Esses lugares de perdas e a força que unem as três mulheres são
as raridades a que esse filme talvez mais se refira. Os acontecimentos aí são muito
bem construídos e a narrativa em torno deles bastante coesa. Não há espaços para
deslizes ou subterfúgios; as causas e as consequências, os encontros e os
embates estão sistematicamente interligados, tudo a compor um sistema muito bem acabado;
Barreto explora com destreza isso a ponto de desenvolver a complexidade exigida
biograficamente da psicologia das duas personagens. Por falar em personagens,
tanto Glória Pires quanto Miranda Otto estão impecavelmente bem nos papeis,
escolhidos, a meu ver, com uma sensibilidade rara para o cinema nacional.
É necessário dizer ainda três outras questões mais técnicas
sobre Flores raras: a fotografia, o
figurino e a trilha sonora. Essa justeza no plano das situações também se
verifica na escolha e combinação dos tons; é nesse mesmo contexto que, por
exemplo, o vestuário tem uma participação importante, denotando leveza quando o
tom da cena é leveza, ou dureza, quando o tom é de dureza. Ainda em se tratando
da fotografia, é necessário pensar na criação dos cenários – os planos abertos
da cidade do Rio de Janeiro das décadas passadas e também da Ouro Preto da época foram realizados bem construídas
e em nenhum momento dá-se que aquilo ali está num plano artificial, coisa que
em muitas situações do tipo, é um erro comum. A trilha sonora também obedece essa
justeza padrão do filme. Entre o samba da Lapa, a bossa nova de Tom Jobim e
leves pitadas de jazz, tudo aí contribui para uma a formação de um organismo cinematográfico
impecável.
Terá seus deslizes no processo de reconstrução da história
nacional, como bem lembra o crítico José Geraldo Couto, sobre duas situações em
específico, situações essas que tenho minhas ressalvas: uma, é que o Carlos
Lacerda não teria sido o doce humanista tal como foi interpretado por Marcello
Airoldi, mas sim, um ambicioso sujeito que contribuiu com o Golpe Militar a
título de seu autofavorecimento político; outra, a omissão do nome do arquiteto
paulistano Roberto Burle Marx, o autor do paisagismo do Parque do Flamengo, não
mencionado uma única vez no filme.
Uma resposta para essas minúcias históricas desfeitas talvez
possa ser dada se formos ler qual o prisma da narrativa: no caso do Carlos
Lacerda do filme, não tenho essa visão romântica de Geraldo Couto. A fala da
personagem quando se refere ao interesse de se eleger governador do Rio de
Janeiro, demonstra claramente não estarmos diante de um sujeito com aspirações simplistas.

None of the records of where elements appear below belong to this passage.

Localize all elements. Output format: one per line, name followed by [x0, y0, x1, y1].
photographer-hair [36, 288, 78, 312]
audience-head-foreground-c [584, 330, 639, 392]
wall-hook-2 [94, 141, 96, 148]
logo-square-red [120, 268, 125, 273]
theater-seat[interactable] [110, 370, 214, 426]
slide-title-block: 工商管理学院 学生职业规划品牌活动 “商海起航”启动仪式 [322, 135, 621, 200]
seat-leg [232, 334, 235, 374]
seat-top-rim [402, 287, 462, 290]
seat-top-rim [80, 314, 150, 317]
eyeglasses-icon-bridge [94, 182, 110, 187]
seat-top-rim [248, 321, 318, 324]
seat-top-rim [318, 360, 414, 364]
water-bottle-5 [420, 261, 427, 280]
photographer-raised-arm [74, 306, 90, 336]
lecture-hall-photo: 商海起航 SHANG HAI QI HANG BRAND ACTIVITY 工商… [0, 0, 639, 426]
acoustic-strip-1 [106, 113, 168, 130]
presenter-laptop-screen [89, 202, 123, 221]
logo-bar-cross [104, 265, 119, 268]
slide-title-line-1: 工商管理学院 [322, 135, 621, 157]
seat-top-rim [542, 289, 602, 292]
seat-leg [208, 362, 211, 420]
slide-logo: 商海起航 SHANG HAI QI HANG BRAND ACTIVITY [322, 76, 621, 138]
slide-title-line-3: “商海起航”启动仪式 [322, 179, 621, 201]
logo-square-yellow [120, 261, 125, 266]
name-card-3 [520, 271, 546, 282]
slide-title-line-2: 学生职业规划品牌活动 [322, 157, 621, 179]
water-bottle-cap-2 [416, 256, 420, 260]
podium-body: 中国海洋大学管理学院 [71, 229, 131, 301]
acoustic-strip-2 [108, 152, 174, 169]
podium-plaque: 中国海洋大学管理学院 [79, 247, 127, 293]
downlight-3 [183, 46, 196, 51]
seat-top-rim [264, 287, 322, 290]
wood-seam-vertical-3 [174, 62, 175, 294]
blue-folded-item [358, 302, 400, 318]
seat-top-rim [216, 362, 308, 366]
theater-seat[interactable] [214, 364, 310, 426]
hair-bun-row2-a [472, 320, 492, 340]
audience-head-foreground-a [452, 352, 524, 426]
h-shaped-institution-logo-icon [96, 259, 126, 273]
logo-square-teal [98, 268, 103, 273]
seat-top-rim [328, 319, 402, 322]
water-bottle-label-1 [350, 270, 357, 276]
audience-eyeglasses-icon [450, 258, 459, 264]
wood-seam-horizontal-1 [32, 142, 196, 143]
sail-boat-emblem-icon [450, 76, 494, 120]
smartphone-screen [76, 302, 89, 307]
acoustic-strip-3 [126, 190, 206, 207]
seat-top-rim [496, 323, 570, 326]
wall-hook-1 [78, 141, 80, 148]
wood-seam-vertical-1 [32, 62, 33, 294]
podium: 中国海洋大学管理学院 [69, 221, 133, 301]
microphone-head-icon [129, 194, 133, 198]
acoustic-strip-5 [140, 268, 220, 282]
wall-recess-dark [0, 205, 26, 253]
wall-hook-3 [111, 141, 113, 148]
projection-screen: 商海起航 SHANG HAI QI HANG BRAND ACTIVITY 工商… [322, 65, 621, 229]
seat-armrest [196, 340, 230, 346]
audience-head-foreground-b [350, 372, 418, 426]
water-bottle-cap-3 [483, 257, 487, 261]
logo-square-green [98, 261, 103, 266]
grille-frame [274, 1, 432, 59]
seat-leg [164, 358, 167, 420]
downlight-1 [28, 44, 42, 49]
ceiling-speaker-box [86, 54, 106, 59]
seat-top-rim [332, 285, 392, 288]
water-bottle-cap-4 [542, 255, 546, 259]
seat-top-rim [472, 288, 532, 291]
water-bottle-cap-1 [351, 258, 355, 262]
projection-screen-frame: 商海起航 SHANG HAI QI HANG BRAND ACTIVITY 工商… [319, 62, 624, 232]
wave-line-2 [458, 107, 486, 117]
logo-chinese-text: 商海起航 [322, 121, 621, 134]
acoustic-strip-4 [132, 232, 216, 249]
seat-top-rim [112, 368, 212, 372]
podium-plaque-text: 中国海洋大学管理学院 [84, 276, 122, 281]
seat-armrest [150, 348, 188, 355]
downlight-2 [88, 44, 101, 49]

Pode ser que o cineasta não tenha querido entrar em detalhes sobre a psicologia
da personagem uma vez que os papéis centrais da narrativa eram os de Lota e
Bishop. Essa justificativa, aliás, resolve também o segundo lapso histórico.

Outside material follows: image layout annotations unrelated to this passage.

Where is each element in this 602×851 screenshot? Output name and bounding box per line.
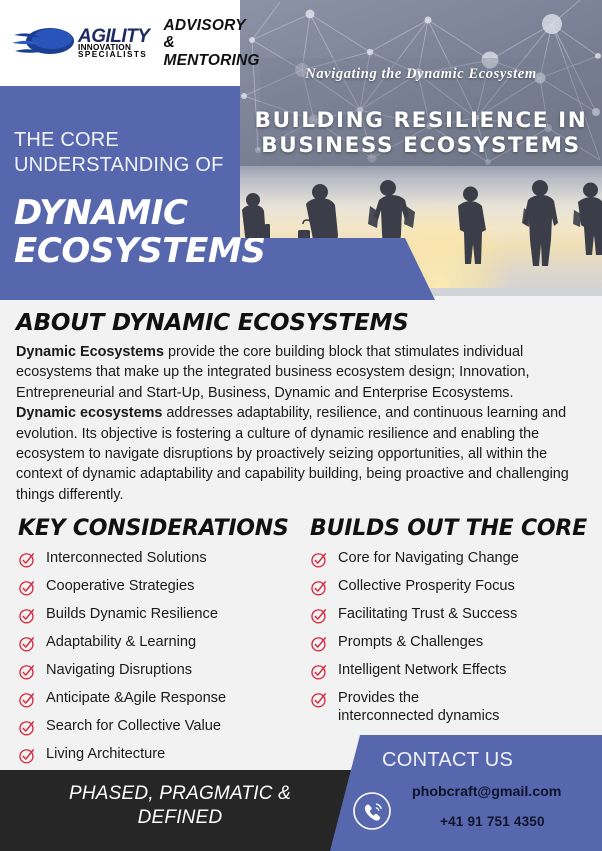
list-item-label: Adaptability & Learning xyxy=(46,634,196,650)
check-circle-icon xyxy=(310,691,328,709)
title-panel-title: DYNAMIC ECOSYSTEMS xyxy=(14,194,274,270)
list-item-label: Cooperative Strategies xyxy=(46,578,194,594)
list-item[interactable]: Navigating Disruptions xyxy=(18,662,302,681)
list-item[interactable]: Interconnected Solutions xyxy=(18,550,302,569)
check-circle-icon xyxy=(18,719,36,737)
check-circle-icon xyxy=(18,691,36,709)
list-item[interactable]: Builds Dynamic Resilience xyxy=(18,606,302,625)
list-item[interactable]: Facilitating Trust & Success xyxy=(310,606,602,625)
key-considerations-list: Interconnected Solutions Cooperative Str… xyxy=(18,550,302,765)
list-item[interactable]: Cooperative Strategies xyxy=(18,578,302,597)
check-circle-icon xyxy=(310,635,328,653)
hero-kicker: Navigating the Dynamic Ecosystem xyxy=(240,66,602,83)
list-item-label: Anticipate &Agile Response xyxy=(46,690,226,706)
phone-call-icon xyxy=(352,791,392,831)
list-item-label: Collective Prosperity Focus xyxy=(338,578,515,594)
logo-line3: SPECIALISTS xyxy=(78,51,149,59)
agility-swoosh-icon xyxy=(12,23,76,63)
brand-tagline: ADVISORY & MENTORING xyxy=(163,17,259,69)
list-item[interactable]: Provides the interconnected dynamics xyxy=(310,690,602,725)
about-body: Dynamic Ecosystems provide the core buil… xyxy=(16,342,586,505)
logo[interactable]: AGILITY INNOVATION SPECIALISTS ADVISORY … xyxy=(0,17,260,69)
hero-title: BUILDING RESILIENCE IN BUSINESS ECOSYSTE… xyxy=(240,108,602,159)
list-item[interactable]: Living Architecture xyxy=(18,746,302,765)
list-item-label: Provides the interconnected dynamics xyxy=(338,690,499,725)
check-circle-icon xyxy=(310,551,328,569)
about-section: ABOUT DYNAMIC ECOSYSTEMS Dynamic Ecosyst… xyxy=(0,302,602,505)
list-item-label: Navigating Disruptions xyxy=(46,662,192,678)
check-circle-icon xyxy=(18,635,36,653)
contact-email[interactable]: phobcraft@gmail.com xyxy=(412,784,561,800)
check-circle-icon xyxy=(18,747,36,765)
about-para1-lead: Dynamic Ecosystems xyxy=(16,344,164,360)
check-circle-icon xyxy=(18,607,36,625)
list-item[interactable]: Intelligent Network Effects xyxy=(310,662,602,681)
contact-panel: CONTACT US phobcraft@gmail.com +41 91 75… xyxy=(330,735,602,851)
list-item[interactable]: Search for Collective Value xyxy=(18,718,302,737)
list-item-label: Intelligent Network Effects xyxy=(338,662,506,678)
check-circle-icon xyxy=(310,579,328,597)
builds-out-core-heading: BUILDS OUT THE CORE xyxy=(310,516,602,541)
list-item[interactable]: Anticipate &Agile Response xyxy=(18,690,302,709)
list-item[interactable]: Prompts & Challenges xyxy=(310,634,602,653)
brand-header: AGILITY INNOVATION SPECIALISTS ADVISORY … xyxy=(0,0,240,86)
list-item[interactable]: Core for Navigating Change xyxy=(310,550,602,569)
list-item-label: Core for Navigating Change xyxy=(338,550,519,566)
footer-tagline: PHASED, PRAGMATIC & DEFINED xyxy=(30,782,330,830)
contact-title: CONTACT US xyxy=(382,749,513,772)
list-item-label: Interconnected Solutions xyxy=(46,550,207,566)
contact-phone[interactable]: +41 91 751 4350 xyxy=(440,814,545,829)
key-considerations-heading: KEY CONSIDERATIONS xyxy=(18,516,302,541)
list-item-label: Prompts & Challenges xyxy=(338,634,483,650)
check-circle-icon xyxy=(310,663,328,681)
check-circle-icon xyxy=(18,551,36,569)
list-item-label: Search for Collective Value xyxy=(46,718,221,734)
list-item-label: Living Architecture xyxy=(46,746,165,762)
about-para2-lead: Dynamic ecosystems xyxy=(16,405,162,421)
check-circle-icon xyxy=(18,663,36,681)
builds-out-core-list: Core for Navigating Change Collective Pr… xyxy=(310,550,602,725)
about-heading: ABOUT DYNAMIC ECOSYSTEMS xyxy=(16,310,586,336)
logo-wordmark: AGILITY INNOVATION SPECIALISTS xyxy=(78,27,149,59)
list-item[interactable]: Adaptability & Learning xyxy=(18,634,302,653)
list-item[interactable]: Collective Prosperity Focus xyxy=(310,578,602,597)
poster-canvas: Navigating the Dynamic Ecosystem BUILDIN… xyxy=(0,0,602,851)
check-circle-icon xyxy=(18,579,36,597)
check-circle-icon xyxy=(310,607,328,625)
list-item-label: Facilitating Trust & Success xyxy=(338,606,517,622)
title-panel-kicker: THE CORE UNDERSTANDING OF xyxy=(14,128,229,178)
list-item-label: Builds Dynamic Resilience xyxy=(46,606,218,622)
key-considerations-column: KEY CONSIDERATIONS Interconnected Soluti… xyxy=(0,516,302,774)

Pareceu-me que o interesse de Barreto estava em se evidenciar a importância que
o poder de dominação da arquiteta Lota tinha sobre as situações, sobretudo,
sobre a natureza bruta e o conservadorismo social – tanto que o filme não se dedica em esmiuçar o
processo de construção do parque, mas atenta para detalhes mínimos que têm
relação com essas duas situações de dominação e que tinham relação muito
própria com a situação romanceada.
O fato que este é um filme que, pelos atributos
elencados ao longo dessas breves notas, está entre os daquela lista dos que merecem
de ser visto: a riqueza visual e a forma com que a narrativa foi construída, são,
portanto, dois elementos suficientes para dizer que este é um filme muito bem
feito. Ah, e vale dizer, que esta é uma produção que tem algo mais em comum com a literatura que a presença de Elizabeth Bishop como das figuras principais; ele produto de uma leitura do livro de Carmem L. de Oliveira, editado recentemente pela Editora Rocco, Flores raras e banalíssimas, obra que acompanha o amor dessas duas mulheres. É certamente também uma pedida a sua leitura.